Artist Eric Aho will host a community-wide ice cutting project on Keewaydin Lake on Saturday, Feb. 5, to recreate the winter scene of Marsden Hartley’s 1908-09 painting “The Ice-Hole, Maine” (New Orleans Art Museum, LA). This public-led effort will commemorate a pivotal work by an important American artist and invite local residents to engage in and celebrate two of Maine’s many historical winter pastimes: ice cutting and landscape painting. Both emphasize the simple pleasure of the outdoors.
The brutal Maine winter has provided the natural resources and setting to create industries and pastimes, from ice harvesting to landscaping painting. In 1908, American painter Marsden Hartley moved into a small house in North Stoneham. Inspired by the winter terrain of his home state, Hartley produced his first mature works that subsequently launched his career as an artist, including one of his first landscapes, “The Ice-Hole, Maine.”
In “The Ice Hole, Maine,” Hartley paints a scene depicting a local ice harvest, a common enterprise in 19th-century New England that consisted of collecting surface ice from lakes to be exported for use in household iceboxes. Yet, instead of a showing a traditional carved grid pattern, Hartley paints an elongated “H” into the pond. While mountains in the background form a lower-case m, affixing Hartley’s monogram to the scene. These details show Hartley’s affection for the environment that inspired the artist to align himself with the rugged and restless character of the state, eventually referring to himself as “The Painter from Maine.”

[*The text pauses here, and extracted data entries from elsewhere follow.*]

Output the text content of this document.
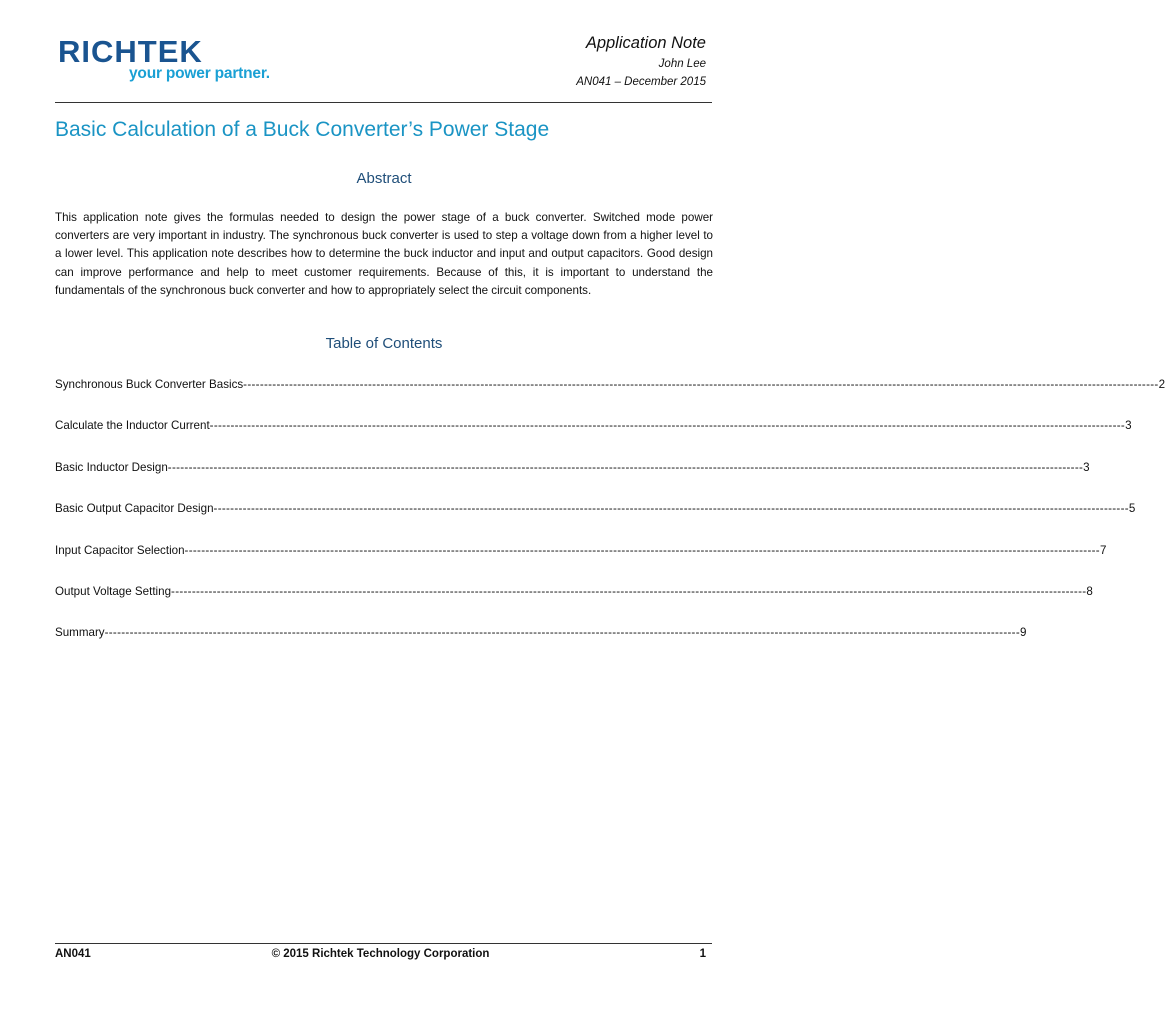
RICHTEK
your power partner.
Application Note
John Lee
AN041 – December 2015
Basic Calculation of a Buck Converter’s Power Stage
Abstract
This application note gives the formulas needed to design the power stage of a buck converter. Switched mode power converters are very important in industry. The synchronous buck converter is used to step a voltage down from a higher level to a lower level. This application note describes how to determine the buck inductor and input and output capacitors. Good design can improve performance and help to meet customer requirements. Because of this, it is important to understand the fundamentals of the synchronous buck converter and how to appropriately select the circuit components.
Table of Contents
Synchronous Buck Converter Basics ---------------------------------------------------------------------------------------------------------------------------------------------------------------------------------------------------------------------------- 2
Calculate the Inductor Current ---------------------------------------------------------------------------------------------------------------------------------------------------------------------------------------------------------------------------- 3
Basic Inductor Design ---------------------------------------------------------------------------------------------------------------------------------------------------------------------------------------------------------------------------- 3
Basic Output Capacitor Design ---------------------------------------------------------------------------------------------------------------------------------------------------------------------------------------------------------------------------- 5
Input Capacitor Selection ---------------------------------------------------------------------------------------------------------------------------------------------------------------------------------------------------------------------------- 7
Output Voltage Setting ---------------------------------------------------------------------------------------------------------------------------------------------------------------------------------------------------------------------------- 8
Summary ---------------------------------------------------------------------------------------------------------------------------------------------------------------------------------------------------------------------------- 9
AN041	© 2015 Richtek Technology Corporation	1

To celebrate rural Maine’s unique cultural history, an enthusiastic team of winter-loving community volunteers will cut a fifteen-foot wide by thirty-foot long “H” in the ice near the north shore of Keewaydin Lake at roughly the same location as the ice harvest pictured in the 1908 painting by Marsden Hartley. The volunteer crew will utilize hand tools typical of a late 19th-, early 20th-Century ice harvest including: picks, saws, chisels, and tongs. The resulting shape will resemble a giant elongated letter “H” much like the form Marsden Hartley observed and included in his painting. Drone and landbased video and photography will be used to document the project from start to completion.
The project hopes to highlight the meaningful commercial and leisure opportunities that Maine’s winter has created, highlight changing winter conditions and its effect on New England’s natural resources, and recognize the important role of rural Maine communities in the development of American Art.
Aho is an American painter known for his immersive paintings of the natural world. With color and form that bridges the way we experience nature in totality, Aho’s canvases at every scale, occupy a zone of perception between sober realism and ecstatic abstraction. He’s been called “One of the leading painters of landscape and the environment of his generation.” His works have been exhibited and collected widely in the United States and abroad. Recent solo exhibitions have been held in Connecticut, New Hampshire, and in Washington, D.C. Aho’s paintings have been
shown internationally in Ireland, South Africa, Cuba, Norway, Finland, and Japan. He lives and works in Saxtons River, Vermont, and since childhood has spent several weeks each year in Maine.